Unknown attacks can be prevented, and they desperately need to be. Clearly, they are not, however, and the fault lies in the technology being used to defend organizations.

Traditional security for non-traditional attacks

The huge number of zero-day exploits compromising organizations ranks as the most significant revelation in the entire State of Endpoint Security Risk report, and coming in a close second is the disclosure that IT professionals estimate their traditional antivirus solutions are capable of blocking just 43% of attacks. That’s 57% of attacks capable of getting past the solutions meant to stop them!

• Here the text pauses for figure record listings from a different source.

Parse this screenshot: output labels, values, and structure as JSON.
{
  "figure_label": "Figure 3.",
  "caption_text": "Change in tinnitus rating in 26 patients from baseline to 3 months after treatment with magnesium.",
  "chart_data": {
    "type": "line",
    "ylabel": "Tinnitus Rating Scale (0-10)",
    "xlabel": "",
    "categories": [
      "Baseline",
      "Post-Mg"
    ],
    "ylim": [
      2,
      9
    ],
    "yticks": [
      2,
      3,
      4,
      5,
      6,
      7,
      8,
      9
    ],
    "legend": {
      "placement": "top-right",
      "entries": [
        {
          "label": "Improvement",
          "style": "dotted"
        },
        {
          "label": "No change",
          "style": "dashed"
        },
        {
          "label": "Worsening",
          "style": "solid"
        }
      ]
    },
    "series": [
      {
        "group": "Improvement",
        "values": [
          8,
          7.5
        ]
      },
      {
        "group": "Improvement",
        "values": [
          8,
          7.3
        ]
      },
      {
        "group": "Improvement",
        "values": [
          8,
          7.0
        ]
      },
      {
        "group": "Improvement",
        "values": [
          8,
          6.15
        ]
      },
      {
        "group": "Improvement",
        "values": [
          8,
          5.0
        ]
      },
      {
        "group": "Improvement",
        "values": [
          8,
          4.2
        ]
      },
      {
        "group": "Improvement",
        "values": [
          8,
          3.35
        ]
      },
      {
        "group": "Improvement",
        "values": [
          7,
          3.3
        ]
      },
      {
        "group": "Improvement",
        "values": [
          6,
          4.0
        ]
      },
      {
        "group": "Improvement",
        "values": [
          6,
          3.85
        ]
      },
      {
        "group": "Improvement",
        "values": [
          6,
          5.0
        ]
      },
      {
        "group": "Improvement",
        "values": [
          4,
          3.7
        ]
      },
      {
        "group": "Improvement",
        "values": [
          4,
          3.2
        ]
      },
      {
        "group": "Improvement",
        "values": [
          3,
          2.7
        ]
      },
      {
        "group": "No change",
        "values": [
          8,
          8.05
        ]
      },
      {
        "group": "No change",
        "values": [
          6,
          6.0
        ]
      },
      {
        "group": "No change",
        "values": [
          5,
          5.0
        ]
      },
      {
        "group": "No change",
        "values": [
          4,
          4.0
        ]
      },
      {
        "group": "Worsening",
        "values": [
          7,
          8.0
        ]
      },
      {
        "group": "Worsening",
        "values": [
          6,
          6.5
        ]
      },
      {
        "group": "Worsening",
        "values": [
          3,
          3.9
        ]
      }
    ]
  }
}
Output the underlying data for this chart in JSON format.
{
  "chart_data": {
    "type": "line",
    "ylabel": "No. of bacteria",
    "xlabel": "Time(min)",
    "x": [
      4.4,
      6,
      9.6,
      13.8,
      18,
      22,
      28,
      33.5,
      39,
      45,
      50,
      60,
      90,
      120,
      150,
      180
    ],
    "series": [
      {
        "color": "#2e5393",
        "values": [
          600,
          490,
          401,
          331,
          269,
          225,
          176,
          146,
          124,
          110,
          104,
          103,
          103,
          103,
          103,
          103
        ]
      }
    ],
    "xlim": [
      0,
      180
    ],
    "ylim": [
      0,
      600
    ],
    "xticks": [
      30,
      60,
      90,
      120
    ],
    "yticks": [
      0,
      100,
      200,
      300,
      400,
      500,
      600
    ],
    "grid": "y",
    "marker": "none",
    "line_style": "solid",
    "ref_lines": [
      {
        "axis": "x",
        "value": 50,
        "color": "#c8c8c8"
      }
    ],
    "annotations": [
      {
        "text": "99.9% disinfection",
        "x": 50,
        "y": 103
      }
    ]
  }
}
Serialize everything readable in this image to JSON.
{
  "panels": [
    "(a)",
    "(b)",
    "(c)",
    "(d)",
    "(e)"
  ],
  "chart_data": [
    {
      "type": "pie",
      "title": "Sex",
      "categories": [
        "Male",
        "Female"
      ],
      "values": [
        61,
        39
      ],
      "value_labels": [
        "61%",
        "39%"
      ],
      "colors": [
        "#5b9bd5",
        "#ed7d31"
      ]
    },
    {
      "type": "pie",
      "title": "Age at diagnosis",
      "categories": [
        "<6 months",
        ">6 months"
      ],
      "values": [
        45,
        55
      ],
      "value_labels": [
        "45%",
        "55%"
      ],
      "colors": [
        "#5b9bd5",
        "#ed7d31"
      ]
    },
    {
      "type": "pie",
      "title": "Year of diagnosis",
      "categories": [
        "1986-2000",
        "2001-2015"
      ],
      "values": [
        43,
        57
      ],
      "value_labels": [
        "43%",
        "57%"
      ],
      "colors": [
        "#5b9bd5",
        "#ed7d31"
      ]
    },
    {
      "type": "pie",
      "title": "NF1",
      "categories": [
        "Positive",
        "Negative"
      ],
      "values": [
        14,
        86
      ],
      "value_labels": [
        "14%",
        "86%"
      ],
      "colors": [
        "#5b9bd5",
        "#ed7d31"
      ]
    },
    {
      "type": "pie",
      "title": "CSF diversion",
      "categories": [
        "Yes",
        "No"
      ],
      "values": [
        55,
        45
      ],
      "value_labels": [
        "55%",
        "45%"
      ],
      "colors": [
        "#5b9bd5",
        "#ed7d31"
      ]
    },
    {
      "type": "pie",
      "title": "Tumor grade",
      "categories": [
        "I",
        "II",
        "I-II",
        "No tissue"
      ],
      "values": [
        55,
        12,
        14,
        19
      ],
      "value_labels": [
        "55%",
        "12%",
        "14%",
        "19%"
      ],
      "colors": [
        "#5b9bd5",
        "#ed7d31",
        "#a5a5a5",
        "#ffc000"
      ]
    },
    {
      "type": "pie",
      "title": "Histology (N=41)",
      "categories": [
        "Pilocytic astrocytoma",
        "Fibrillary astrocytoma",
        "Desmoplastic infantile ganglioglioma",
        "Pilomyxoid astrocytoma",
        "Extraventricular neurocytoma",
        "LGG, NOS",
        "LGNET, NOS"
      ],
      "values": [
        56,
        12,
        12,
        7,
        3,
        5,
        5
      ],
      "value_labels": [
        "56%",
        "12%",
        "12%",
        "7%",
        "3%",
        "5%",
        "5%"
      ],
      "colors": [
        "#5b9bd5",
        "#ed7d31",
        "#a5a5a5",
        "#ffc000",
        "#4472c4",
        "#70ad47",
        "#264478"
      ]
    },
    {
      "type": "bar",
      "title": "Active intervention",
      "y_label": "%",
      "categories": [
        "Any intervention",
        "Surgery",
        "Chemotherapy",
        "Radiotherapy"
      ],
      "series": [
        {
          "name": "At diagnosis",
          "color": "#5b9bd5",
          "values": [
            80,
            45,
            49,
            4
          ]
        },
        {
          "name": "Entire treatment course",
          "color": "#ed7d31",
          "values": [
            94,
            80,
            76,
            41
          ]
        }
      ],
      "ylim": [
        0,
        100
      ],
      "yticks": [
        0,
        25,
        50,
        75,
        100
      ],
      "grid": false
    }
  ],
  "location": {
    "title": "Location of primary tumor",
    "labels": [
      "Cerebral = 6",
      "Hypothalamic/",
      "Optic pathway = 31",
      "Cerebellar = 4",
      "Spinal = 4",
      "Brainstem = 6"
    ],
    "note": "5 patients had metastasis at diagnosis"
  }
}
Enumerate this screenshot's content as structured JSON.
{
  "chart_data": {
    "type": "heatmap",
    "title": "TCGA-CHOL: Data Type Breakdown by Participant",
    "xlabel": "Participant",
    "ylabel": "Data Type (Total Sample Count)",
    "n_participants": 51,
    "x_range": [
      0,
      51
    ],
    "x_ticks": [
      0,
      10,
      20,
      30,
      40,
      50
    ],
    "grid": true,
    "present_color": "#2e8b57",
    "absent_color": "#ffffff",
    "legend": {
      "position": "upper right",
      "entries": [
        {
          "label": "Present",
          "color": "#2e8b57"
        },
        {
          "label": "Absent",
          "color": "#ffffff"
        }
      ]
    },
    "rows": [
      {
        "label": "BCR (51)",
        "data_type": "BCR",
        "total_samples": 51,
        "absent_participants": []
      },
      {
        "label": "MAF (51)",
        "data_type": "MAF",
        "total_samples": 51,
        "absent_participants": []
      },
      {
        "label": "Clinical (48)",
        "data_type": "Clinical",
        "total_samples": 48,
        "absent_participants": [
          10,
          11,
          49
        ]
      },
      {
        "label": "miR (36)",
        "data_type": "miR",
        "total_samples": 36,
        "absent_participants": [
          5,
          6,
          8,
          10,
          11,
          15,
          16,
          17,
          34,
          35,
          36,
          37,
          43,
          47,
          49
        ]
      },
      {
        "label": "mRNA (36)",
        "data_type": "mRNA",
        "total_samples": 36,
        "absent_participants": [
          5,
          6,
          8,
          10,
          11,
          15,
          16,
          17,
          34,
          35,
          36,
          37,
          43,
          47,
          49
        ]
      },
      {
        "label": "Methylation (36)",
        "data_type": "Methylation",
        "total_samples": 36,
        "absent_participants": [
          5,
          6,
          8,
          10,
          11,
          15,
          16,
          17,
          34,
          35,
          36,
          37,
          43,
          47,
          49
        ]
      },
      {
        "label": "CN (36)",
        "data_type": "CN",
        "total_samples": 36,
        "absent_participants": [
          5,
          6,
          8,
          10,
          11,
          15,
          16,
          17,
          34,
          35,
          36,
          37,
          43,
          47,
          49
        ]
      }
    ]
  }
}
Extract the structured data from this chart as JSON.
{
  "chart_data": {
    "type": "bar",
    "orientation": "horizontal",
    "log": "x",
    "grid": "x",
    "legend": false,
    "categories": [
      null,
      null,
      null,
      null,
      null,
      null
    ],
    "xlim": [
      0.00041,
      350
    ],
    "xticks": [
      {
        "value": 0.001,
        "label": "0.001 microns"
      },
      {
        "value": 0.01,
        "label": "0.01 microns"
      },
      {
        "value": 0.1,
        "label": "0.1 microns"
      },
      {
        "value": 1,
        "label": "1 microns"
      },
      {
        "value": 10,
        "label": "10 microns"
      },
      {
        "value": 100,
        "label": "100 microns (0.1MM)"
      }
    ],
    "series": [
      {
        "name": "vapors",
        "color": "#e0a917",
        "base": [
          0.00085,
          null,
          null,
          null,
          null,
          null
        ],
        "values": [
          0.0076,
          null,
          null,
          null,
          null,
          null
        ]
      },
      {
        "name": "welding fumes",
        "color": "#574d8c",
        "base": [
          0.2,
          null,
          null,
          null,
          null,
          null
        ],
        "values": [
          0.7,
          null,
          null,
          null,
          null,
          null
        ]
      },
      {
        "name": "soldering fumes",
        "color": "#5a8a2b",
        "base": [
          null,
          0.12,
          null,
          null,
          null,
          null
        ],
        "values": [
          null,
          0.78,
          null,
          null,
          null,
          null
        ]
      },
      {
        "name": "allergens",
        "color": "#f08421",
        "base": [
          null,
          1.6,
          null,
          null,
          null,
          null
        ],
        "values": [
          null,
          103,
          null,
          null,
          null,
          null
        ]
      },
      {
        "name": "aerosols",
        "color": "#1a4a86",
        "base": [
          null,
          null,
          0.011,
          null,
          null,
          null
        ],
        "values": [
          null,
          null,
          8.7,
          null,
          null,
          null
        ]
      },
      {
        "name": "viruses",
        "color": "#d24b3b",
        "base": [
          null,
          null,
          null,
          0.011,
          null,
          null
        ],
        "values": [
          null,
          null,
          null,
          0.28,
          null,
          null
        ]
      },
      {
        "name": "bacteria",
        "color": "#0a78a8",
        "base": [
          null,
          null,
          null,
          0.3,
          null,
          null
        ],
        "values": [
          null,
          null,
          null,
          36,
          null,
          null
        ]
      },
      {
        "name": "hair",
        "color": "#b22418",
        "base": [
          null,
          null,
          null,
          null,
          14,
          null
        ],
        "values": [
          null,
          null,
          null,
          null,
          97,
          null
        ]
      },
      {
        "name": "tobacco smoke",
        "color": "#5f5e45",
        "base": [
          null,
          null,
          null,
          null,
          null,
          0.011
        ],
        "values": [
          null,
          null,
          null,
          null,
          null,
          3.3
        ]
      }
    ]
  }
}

Even so, 76% of organizations are still relying on traditional antivirus solutions for protection. With so many organizations relying on a signature-based solution to try and stop zero-day exploits that do not have a known signature, little mystery remains when it comes to how unknown attacks have managed to be so successful.

After antivirus solutions, the next most common form of cybersecurity employed by organizations is patch management, with 57% of surveyed organizations relying on this method to protect against compromising attacks. While patch management is undoubtedly an important component of cybersecurity, it is not without its flaws. According to the report, it took an average of 102 days to deploy a patch. One hundred and two days for a zero-day exploit to cause devastating damage in an organization relying on patch management for protection.

Combine that gap with the months and even years it can take an organization to discover a data breach, and it’s no wonder the State of Endpoint Security Risk report found the cost of a successful attack hit $7.1 million in 2018. This is up from an already-whopping $5 million per attack in 2017.

Looking beyond the bad news

Contrary to the stunning statistics and unwelcome reality check provided by the Ponemon Institute, it wasn’t all doom and gloom in the endpoint security report. 70% of respondents indicated their organizations have either already replaced their traditional antivirus solutions, or plan to within the next 12 months. In addition to providing woefully inadequate protection against zero-day exploits, the IT professionals surveyed said one of the biggest challenges in dealing with antivirus solutions is the high number of false positives – up to 55% of all alerts.

Swapping traditional, security-based antivirus solutions for a proactive security solution that protects endpoints by sanitizing all incoming files for a fully secure data flow will go a long way towards reducing the scarily huge number of zero-day exploits compromising organizations as well as the millions of dollars being spent to clean up the mess. Advanced attacks need advanced solutions, not legacy solutions that have already been shown to come up short against unknown attacks.